Together, these neuroimaging studies suggest that regions of the brain that support EF play a role in the processing of written text, and these regions link to variation in reading skills. Greater involvement of EF regions, either directly or indirectly, yields more robust reading outcomes.

Early Academic Achievement and Intervention Response: The Role of Executive Function

The aforementioned cognitive and neuroimaging findings from our lab laid the foundation for our ongoing NIH-funded project, “Early Academic Achievement and Intervention Response: Role of Executive Function.” In this project, we are examining the role of EF in predicting reading and math growth in a large cadre of children from kindergarten through 1st grade, capturing neurobiological measures starting in the fall of kindergarten. In 1st grade, the poor readers in the group receive reading intervention, along with pre- and post-intervention MRI scans. Our overarching hypothesis is that neural networks supporting EF (i.e., the FPN) facilitate connections between skill-specific (i.e., reading and math) brain regions, which will then predict academic growth and outcomes. Further, we hypothesize that for poor readers, EF connectivity with reading-specific regions will predict responsiveness to reading intervention during 1st grade. In other words, we hypothesize that the role of EF in academic growth is not through activity in the FPN itself, but instead through the FPN coupling with skill-specific areas of the brain. The findings outlined below are an initial pass at investigating whether our approach can begin to test some of these hypotheses. While data collection is ongoing and a significant caveat must be placed on them in that these analyses are preliminary, findings are promising.

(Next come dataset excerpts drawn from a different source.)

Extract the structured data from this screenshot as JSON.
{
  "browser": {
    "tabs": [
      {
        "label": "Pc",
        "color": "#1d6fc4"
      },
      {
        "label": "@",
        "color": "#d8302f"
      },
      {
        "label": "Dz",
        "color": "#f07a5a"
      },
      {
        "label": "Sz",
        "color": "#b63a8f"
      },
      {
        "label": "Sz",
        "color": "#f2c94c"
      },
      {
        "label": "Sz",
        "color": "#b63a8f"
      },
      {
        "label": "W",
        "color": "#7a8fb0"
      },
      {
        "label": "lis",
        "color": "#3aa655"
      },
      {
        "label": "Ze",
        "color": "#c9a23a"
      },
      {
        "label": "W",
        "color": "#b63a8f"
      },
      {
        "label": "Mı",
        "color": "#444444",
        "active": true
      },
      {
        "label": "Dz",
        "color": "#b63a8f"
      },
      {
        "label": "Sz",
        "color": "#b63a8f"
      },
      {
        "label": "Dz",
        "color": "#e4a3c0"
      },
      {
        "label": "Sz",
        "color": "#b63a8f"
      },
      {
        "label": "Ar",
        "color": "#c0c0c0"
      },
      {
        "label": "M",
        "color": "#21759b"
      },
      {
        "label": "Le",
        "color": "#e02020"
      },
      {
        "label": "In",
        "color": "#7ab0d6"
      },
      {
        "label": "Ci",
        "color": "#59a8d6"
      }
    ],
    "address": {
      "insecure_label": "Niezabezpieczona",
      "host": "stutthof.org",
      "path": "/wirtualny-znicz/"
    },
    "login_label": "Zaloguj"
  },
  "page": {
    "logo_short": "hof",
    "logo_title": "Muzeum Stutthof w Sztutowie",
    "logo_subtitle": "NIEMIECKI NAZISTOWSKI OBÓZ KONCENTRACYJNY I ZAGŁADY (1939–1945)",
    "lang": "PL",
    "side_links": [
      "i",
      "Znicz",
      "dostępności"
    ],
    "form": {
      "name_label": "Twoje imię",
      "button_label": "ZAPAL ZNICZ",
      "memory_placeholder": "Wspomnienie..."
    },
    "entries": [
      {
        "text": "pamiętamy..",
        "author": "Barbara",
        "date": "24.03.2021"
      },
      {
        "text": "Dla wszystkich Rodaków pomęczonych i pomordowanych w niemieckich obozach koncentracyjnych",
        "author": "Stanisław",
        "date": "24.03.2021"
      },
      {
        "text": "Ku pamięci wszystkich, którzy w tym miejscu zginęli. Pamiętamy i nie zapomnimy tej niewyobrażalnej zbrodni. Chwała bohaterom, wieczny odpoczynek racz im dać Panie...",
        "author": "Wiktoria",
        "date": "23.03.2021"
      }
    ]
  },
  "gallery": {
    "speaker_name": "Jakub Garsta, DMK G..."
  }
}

Preliminary Findings: Overview

The current investigation examines neural and behavioral relationships for a subset of kindergarten children (N = 23) from the ongoing longitudinal project described above. During their visits, children completed out-of-scanner testing to characterize their behavioral EF and reading abilities. Additionally, they participated in a reading-related fMRI task, where they viewed letters, two-string letter combinations, and words. Here, we investigate 1) the relationship between behavioral EF ability and neural activity during early reading, 2) functional connectivity between EF-related brain regions and the rest of the brain, and 3) the relationship between significant functional neural connections and reading abilities.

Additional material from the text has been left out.